I helped the Wine & Food Festival decide to do the Chicken Coupe. I was doing something for Rachael Ray one year, because she wasn’t able to attend, and I said, “You know, you guys should do a fried chicken thing.” And they were like, “Really?” And I was like, “Yeah, I wouldn’t mind being a part of that.” And the next thing I knew, there I was.

I think fried chicken is wonderful. Lots of people have different ways of making it, seasoning it and making the flavors coexist, which is always interesting to taste. I like any food that makes people happy. And there’s lots of cultures that have taken it up. The Korean culture has always had fried chicken. The Chinese have always had fried chicken. So now people are starting to say, “Oh, it’s not soul food”—meaning black people food—“it’s food for the soul.” Unlike an egg, which is a whole other thing...

I hate eggs. I have eggs in me, and I don’t want to eat an egg. I don’t know if it’s cannibalistic, but, if a Martian comes from another world, I don’t want to be looked upon like a chicken. It’s kind of odd, I know, but that’s how I think.

I was in New York until the mid-’70s, and I was just a mom then. New York was the place where you couldn’t tell who was rich and who was poor. I loved it for that reason. It’s like a melting pot of different countries and smells and aromas. It’s a no-bullsh*t city. It’s a real city, and real stuff goes on in it. It wasn’t so cutesy before, but it had cute elements.

We used to have a thing called “Phil D. Basket,” to get people to stop littering. So you’d see this guy in commercials, this hands-on guy, and his name was Phil D. Basket. It’s kind of fabulous.

There were also commercials telling you all the things you could do in New York. At City Center you could sing with every opera. If you didn’t have money, you could still go see a show or go to the museum. There was nothing you couldn’t participate in. And I don’t know when it changed. When I was growing up, it was all for everybody, and that’s what I miss—the inclusiveness. And I think Bloomberg has tried to put it back, but then he’s sort of stretched it out in a different way.

I moved to New Jersey because one of the things that’s tough in NYC is to go and sit on a bench. I can’t go and sit on a bench if I’m not willing to talk to 30, 40 other people who also want to sit on the bench—with me. Which is okay, but if you just want to sit on the bench and think, you can’t do it. I tried. And once I took the job I have now, it made it even harder, so I got a place where I could actually be outside and be OK, because I have a little bit of land, so it makes me happy.

I have a very old, weird house, which is great.

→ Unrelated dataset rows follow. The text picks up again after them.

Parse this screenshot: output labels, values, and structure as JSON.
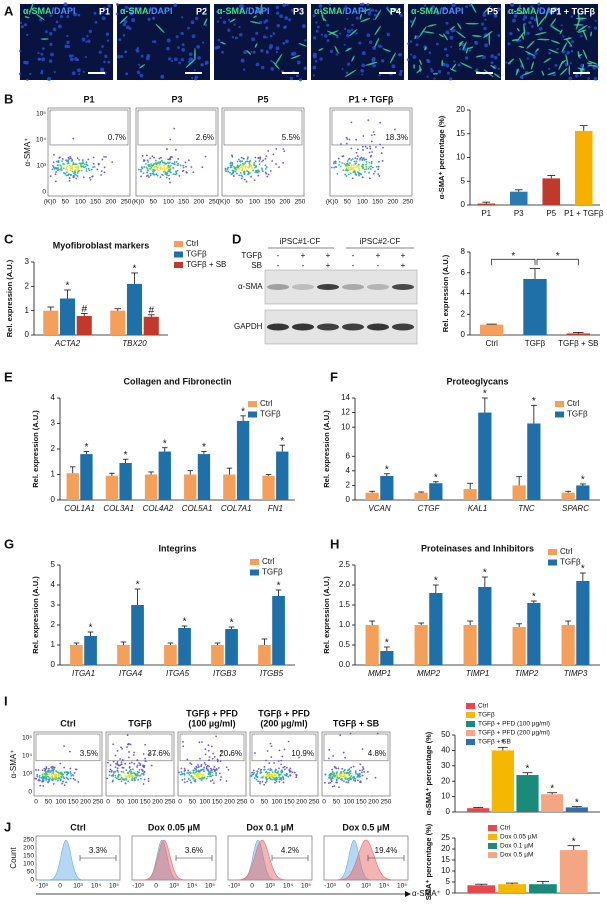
{
  "figure": {
    "panel_labels": [
      "A",
      "B",
      "C",
      "D",
      "E",
      "F",
      "G",
      "H",
      "I",
      "J"
    ],
    "A": {
      "stain": [
        "α-SMA",
        "/DAPI"
      ],
      "titles": [
        "P1",
        "P2",
        "P3",
        "P4",
        "P5",
        "P1 + TGFβ"
      ]
    },
    "B_flow": {
      "ylabel": "α-SMA⁺",
      "yticks": [
        "0",
        "10³",
        "10⁴",
        "10⁵"
      ],
      "xticks": [
        "(K)0",
        "50",
        "100",
        "150",
        "200",
        "250"
      ],
      "plots": [
        {
          "title": "P1",
          "percent": "0.7%"
        },
        {
          "title": "P3",
          "percent": "2.6%"
        },
        {
          "title": "P5",
          "percent": "5.5%"
        },
        {
          "title": "P1 + TGFβ",
          "percent": "18.3%"
        }
      ]
    },
    "D_blot": {
      "groups": [
        "iPSC#1-CF",
        "iPSC#2-CF"
      ],
      "rows": [
        {
          "label": "TGFβ",
          "signs": [
            "-",
            "+",
            "+",
            "-",
            "+",
            "+"
          ]
        },
        {
          "label": "SB",
          "signs": [
            "-",
            "-",
            "+",
            "-",
            "-",
            "+"
          ]
        }
      ],
      "bands": [
        "α-SMA",
        "GAPDH"
      ]
    },
    "I_flow": {
      "ylabel": "α-SMA⁺",
      "yticks": [
        "0",
        "10³",
        "10⁴",
        "10⁵"
      ],
      "xticks": [
        "0",
        "50",
        "100",
        "150",
        "200",
        "250"
      ],
      "plots": [
        {
          "title": [
            "Ctrl"
          ],
          "percent": "3.5%"
        },
        {
          "title": [
            "TGFβ"
          ],
          "percent": "37.6%"
        },
        {
          "title": [
            "TGFβ + PFD",
            "(100 µg/ml)"
          ],
          "percent": "20.6%"
        },
        {
          "title": [
            "TGFβ + PFD",
            "(200 µg/ml)"
          ],
          "percent": "10.9%"
        },
        {
          "title": [
            "TGFβ + SB"
          ],
          "percent": "4.8%"
        }
      ]
    },
    "J_hist": {
      "ylabel": "Count",
      "yticks": [
        "0",
        "50",
        "100",
        "150",
        "200",
        "250"
      ],
      "xticks": [
        "-10³",
        "0",
        "10³",
        "10⁴",
        "10⁵"
      ],
      "xlabel": "α-SMA⁺",
      "plots": [
        {
          "title": "Ctrl",
          "percent": "3.3%"
        },
        {
          "title": "Dox 0.05 µM",
          "percent": "3.6%"
        },
        {
          "title": "Dox 0.1 µM",
          "percent": "4.2%"
        },
        {
          "title": "Dox 0.5 µM",
          "percent": "19.4%"
        }
      ]
    }
  },
  "chart_data": [
    {
      "type": "bar",
      "ylabel": "α-SMA⁺ percentage (%)",
      "categories": [
        "P1",
        "P3",
        "P5",
        "P1 + TGFβ"
      ],
      "values": [
        0.3,
        2.8,
        5.6,
        15.6
      ],
      "errors": [
        0.3,
        0.4,
        0.6,
        1.1
      ],
      "colors": [
        "#c0392b",
        "#2a7ab0",
        "#c0392b",
        "#f5b000"
      ],
      "ylim": [
        0,
        20
      ],
      "yticks": [
        0,
        5,
        10,
        15,
        20
      ]
    },
    {
      "type": "bar",
      "title": "Myofibroblast markers",
      "ylabel": "Rel. expression (A.U.)",
      "categories": [
        "ACTA2",
        "TBX20"
      ],
      "series": [
        {
          "name": "Ctrl",
          "color": "#f5a05a",
          "values": [
            1.0,
            1.0
          ],
          "errors": [
            0.15,
            0.08
          ]
        },
        {
          "name": "TGFβ",
          "color": "#1f6fa8",
          "values": [
            1.5,
            2.1
          ],
          "errors": [
            0.35,
            0.45
          ],
          "annotations": [
            "*",
            "*"
          ]
        },
        {
          "name": "TGFβ + SB",
          "color": "#c0392b",
          "values": [
            0.78,
            0.75
          ],
          "errors": [
            0.1,
            0.08
          ],
          "annotations": [
            "#",
            "#"
          ]
        }
      ],
      "ylim": [
        0,
        3
      ],
      "yticks": [
        0,
        1,
        2,
        3
      ]
    },
    {
      "type": "bar",
      "ylabel": "Rel. expression (A.U.)",
      "categories": [
        "Ctrl",
        "TGFβ",
        "TGFβ + SB"
      ],
      "values": [
        1.0,
        5.4,
        0.15
      ],
      "errors": [
        0.05,
        1.0,
        0.1
      ],
      "colors": [
        "#f5a05a",
        "#1f6fa8",
        "#c0392b"
      ],
      "bracket_labels": [
        "*",
        "*"
      ],
      "ylim": [
        0,
        8
      ],
      "yticks": [
        0,
        2,
        4,
        6,
        8
      ]
    },
    {
      "type": "bar",
      "title": "Collagen and Fibronectin",
      "ylabel": "Rel. expression (A.U.)",
      "categories": [
        "COL1A1",
        "COL3A1",
        "COL4A2",
        "COL5A1",
        "COL7A1",
        "FN1"
      ],
      "series": [
        {
          "name": "Ctrl",
          "color": "#f5a05a",
          "values": [
            1.05,
            0.95,
            1.0,
            1.0,
            1.0,
            0.95
          ],
          "errors": [
            0.25,
            0.1,
            0.1,
            0.15,
            0.25,
            0.05
          ]
        },
        {
          "name": "TGFβ",
          "color": "#1f6fa8",
          "values": [
            1.8,
            1.45,
            1.9,
            1.8,
            3.1,
            1.9
          ],
          "errors": [
            0.1,
            0.15,
            0.15,
            0.1,
            0.2,
            0.25
          ],
          "annotations": [
            "*",
            "*",
            "*",
            "*",
            "*",
            "*"
          ]
        }
      ],
      "ylim": [
        0,
        4
      ],
      "yticks": [
        0,
        1,
        2,
        3,
        4
      ]
    },
    {
      "type": "bar",
      "title": "Proteoglycans",
      "ylabel": "Rel. expression (A.U.)",
      "categories": [
        "VCAN",
        "CTGF",
        "KAL1",
        "TNC",
        "SPARC"
      ],
      "series": [
        {
          "name": "Ctrl",
          "color": "#f5a05a",
          "values": [
            1.0,
            1.0,
            1.5,
            2.0,
            1.0
          ],
          "errors": [
            0.2,
            0.1,
            0.8,
            1.2,
            0.2
          ]
        },
        {
          "name": "TGFβ",
          "color": "#1f6fa8",
          "values": [
            3.3,
            2.3,
            12.0,
            10.5,
            2.0
          ],
          "errors": [
            0.3,
            0.2,
            2.0,
            2.5,
            0.2
          ],
          "annotations": [
            "*",
            "*",
            "*",
            "*",
            "*"
          ]
        }
      ],
      "ylim": [
        0,
        14
      ],
      "yticks": [
        0,
        2,
        4,
        6,
        10,
        12,
        14
      ]
    },
    {
      "type": "bar",
      "title": "Integrins",
      "ylabel": "Rel. expression (A.U.)",
      "categories": [
        "ITGA1",
        "ITGA4",
        "ITGA5",
        "ITGB3",
        "ITGB5"
      ],
      "series": [
        {
          "name": "Ctrl",
          "color": "#f5a05a",
          "values": [
            1.0,
            1.0,
            1.0,
            1.0,
            1.0
          ],
          "errors": [
            0.1,
            0.15,
            0.1,
            0.1,
            0.3
          ]
        },
        {
          "name": "TGFβ",
          "color": "#1f6fa8",
          "values": [
            1.45,
            3.0,
            1.85,
            1.8,
            3.45
          ],
          "errors": [
            0.2,
            0.8,
            0.1,
            0.1,
            0.3
          ],
          "annotations": [
            "*",
            "*",
            "*",
            "*",
            "*"
          ]
        }
      ],
      "ylim": [
        0,
        5
      ],
      "yticks": [
        0,
        1,
        2,
        3,
        4,
        5
      ]
    },
    {
      "type": "bar",
      "title": "Proteinases and Inhibitors",
      "ylabel": "Rel. expression (A.U.)",
      "categories": [
        "MMP1",
        "MMP2",
        "TIMP1",
        "TIMP2",
        "TIMP3"
      ],
      "series": [
        {
          "name": "Ctrl",
          "color": "#f5a05a",
          "values": [
            1.0,
            1.0,
            1.0,
            0.95,
            1.0
          ],
          "errors": [
            0.1,
            0.05,
            0.1,
            0.08,
            0.1
          ]
        },
        {
          "name": "TGFβ",
          "color": "#1f6fa8",
          "values": [
            0.35,
            1.8,
            1.95,
            1.55,
            2.1
          ],
          "errors": [
            0.1,
            0.2,
            0.25,
            0.05,
            0.2
          ],
          "annotations": [
            "*",
            "*",
            "*",
            "*",
            "*"
          ]
        }
      ],
      "ylim": [
        0,
        2.5
      ],
      "yticks": [
        {
          "value": 0,
          "label": "0.0"
        },
        0.5,
        {
          "value": 1,
          "label": "1.0"
        },
        1.5,
        {
          "value": 2,
          "label": "2.0"
        },
        2.5
      ]
    },
    {
      "type": "bar",
      "ylabel": "α-SMA⁺ percentage (%)",
      "categories": [
        null
      ],
      "series": [
        {
          "name": "Ctrl",
          "color": "#e8474e",
          "values": [
            2.5
          ],
          "errors": [
            0.5
          ]
        },
        {
          "name": "TGFβ",
          "color": "#f5b700",
          "values": [
            40
          ],
          "errors": [
            2
          ],
          "annotations": [
            "*"
          ]
        },
        {
          "name": "TGFβ + PFD (100 µg/ml)",
          "color": "#1a8a7a",
          "values": [
            24
          ],
          "errors": [
            1.5
          ],
          "annotations": [
            "*"
          ]
        },
        {
          "name": "TGFβ + PFD (200 µg/ml)",
          "color": "#f4a582",
          "values": [
            11.5
          ],
          "errors": [
            1
          ],
          "annotations": [
            "*"
          ]
        },
        {
          "name": "TGFβ + SB",
          "color": "#2e6fb0",
          "values": [
            3
          ],
          "errors": [
            0.5
          ],
          "annotations": [
            "*"
          ]
        }
      ],
      "ylim": [
        0,
        50
      ],
      "yticks": [
        0,
        10,
        20,
        30,
        40,
        50
      ]
    },
    {
      "type": "bar",
      "ylabel": "α-SMA⁺ percentage (%)",
      "categories": [
        null
      ],
      "series": [
        {
          "name": "Ctrl",
          "color": "#e8474e",
          "values": [
            3.5
          ],
          "errors": [
            0.5
          ]
        },
        {
          "name": "Dox 0.05 µM",
          "color": "#f5b700",
          "values": [
            4
          ],
          "errors": [
            0.5
          ]
        },
        {
          "name": "Dox 0.1 µM",
          "color": "#1a8a7a",
          "values": [
            4
          ],
          "errors": [
            1.3
          ]
        },
        {
          "name": "Dox 0.5 µM",
          "color": "#f4a582",
          "values": [
            19.5
          ],
          "errors": [
            2
          ],
          "annotations": [
            "*"
          ]
        }
      ],
      "ylim": [
        0,
        25
      ],
      "yticks": [
        0,
        5,
        10,
        15,
        20,
        25
      ]
    }
  ]
}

But I’m not going to say where it is, though you probably already know. I’m just going to say it’s Jersey.

I always try to get out there and exercise my brain, so I never stop touring. I don’t do the characters anymore. I do all kinds of strange stuff that comes in my head. And you can’t go wrong with menopause. It’s the gift that keeps on giving.

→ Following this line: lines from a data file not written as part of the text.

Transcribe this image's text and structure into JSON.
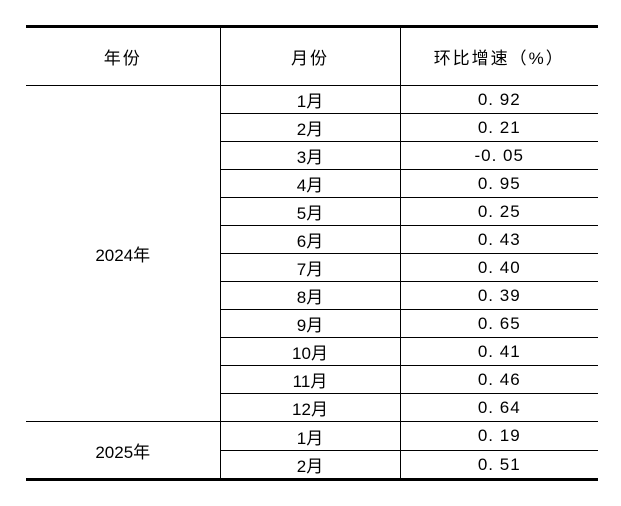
{
  "colors": {
    "background": "#ffffff",
    "border": "#000000",
    "text": "#000000"
  },
  "table": {
    "headers": {
      "year": "年份",
      "month": "月份",
      "rate": "环比增速（%）"
    },
    "groups": [
      {
        "year": "2024年",
        "rows": [
          {
            "month": "1月",
            "rate": "0. 92"
          },
          {
            "month": "2月",
            "rate": "0. 21"
          },
          {
            "month": "3月",
            "rate": "-0. 05"
          },
          {
            "month": "4月",
            "rate": "0. 95"
          },
          {
            "month": "5月",
            "rate": "0. 25"
          },
          {
            "month": "6月",
            "rate": "0. 43"
          },
          {
            "month": "7月",
            "rate": "0. 40"
          },
          {
            "month": "8月",
            "rate": "0. 39"
          },
          {
            "month": "9月",
            "rate": "0. 65"
          },
          {
            "month": "10月",
            "rate": "0. 41"
          },
          {
            "month": "11月",
            "rate": "0. 46"
          },
          {
            "month": "12月",
            "rate": "0. 64"
          }
        ]
      },
      {
        "year": "2025年",
        "rows": [
          {
            "month": "1月",
            "rate": "0. 19"
          },
          {
            "month": "2月",
            "rate": "0. 51"
          }
        ]
      }
    ]
  },
  "chart_data": {
    "type": "table",
    "columns": [
      "年份",
      "月份",
      "环比增速（%）"
    ],
    "rows": [
      [
        "2024年",
        "1月",
        0.92
      ],
      [
        "2024年",
        "2月",
        0.21
      ],
      [
        "2024年",
        "3月",
        -0.05
      ],
      [
        "2024年",
        "4月",
        0.95
      ],
      [
        "2024年",
        "5月",
        0.25
      ],
      [
        "2024年",
        "6月",
        0.43
      ],
      [
        "2024年",
        "7月",
        0.4
      ],
      [
        "2024年",
        "8月",
        0.39
      ],
      [
        "2024年",
        "9月",
        0.65
      ],
      [
        "2024年",
        "10月",
        0.41
      ],
      [
        "2024年",
        "11月",
        0.46
      ],
      [
        "2024年",
        "12月",
        0.64
      ],
      [
        "2025年",
        "1月",
        0.19
      ],
      [
        "2025年",
        "2月",
        0.51
      ]
    ],
    "notes": "Month-over-month growth rate (%) by year and month; merged year cells; thick top/bottom rules, no outer side rules"
  }
}
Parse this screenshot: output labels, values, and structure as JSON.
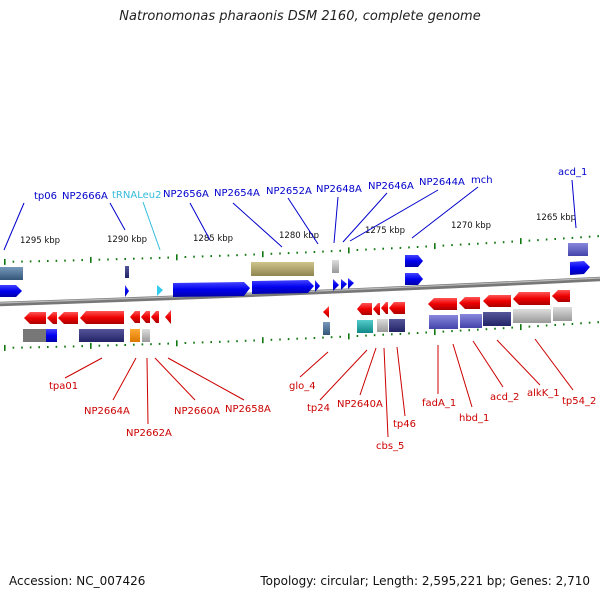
{
  "title": "Natronomonas pharaonis DSM 2160, complete genome",
  "footer": {
    "accession": "Accession: NC_007426",
    "summary": "Topology: circular; Length: 2,595,221 bp; Genes: 2,710"
  },
  "scale_labels": [
    "1295 kbp",
    "1290 kbp",
    "1285 kbp",
    "1280 kbp",
    "1275 kbp",
    "1270 kbp",
    "1265 kbp"
  ],
  "top_labels": [
    "tp06",
    "NP2666A",
    "tRNALeu2",
    "NP2656A",
    "NP2654A",
    "NP2652A",
    "NP2648A",
    "NP2646A",
    "NP2644A",
    "mch",
    "acd_1"
  ],
  "bottom_labels": [
    "tpa01",
    "NP2664A",
    "NP2662A",
    "NP2660A",
    "NP2658A",
    "glo_4",
    "tp24",
    "NP2640A",
    "cbs_5",
    "tp46",
    "fadA_1",
    "hbd_1",
    "acd_2",
    "alkK_1",
    "tp54_2"
  ],
  "colors": {
    "forward_strand": "#0000ee",
    "reverse_strand": "#ee0000",
    "trna": "#33ccee",
    "backbone": "#888888",
    "tick": "#117711",
    "top_label": "#0000cc",
    "bottom_label": "#cc0000"
  }
}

If there’s one thing I’d change about this country, I’d like to have everyone remember the promise of America, what it meant, why we did it. I’d like to leave all the things that break us up. Not just the politics, though. It’s some attitude that people have given themselves that says, ‘I’m better,’ you know? ‘You people can’t be here, but you people can.’ It’s like, wait a minute, we’re all immigrants. Unless you’re Native American, you’re an immigrant. We’re all here by invitation. Well, not all of us. Some of us got sort of put here...

But this idea that people coming to this country don’t have the right to hopes and dreams? I want everybody to just take a minute and go, “Wait. OK. What was the promise of America? That you could come to this country and maybe make something of yourself.” What does it say on Lady Liberty’s tablet? I want people to remember what those words mean. I want people to watch Roots again. I want people to remember what we’re doing here and who we are.

You know how people say, “Well, if you do this, the terrorists win”? Well, you know when the terrorists win big? When we’re divided as a nation. That’s my humble opinion.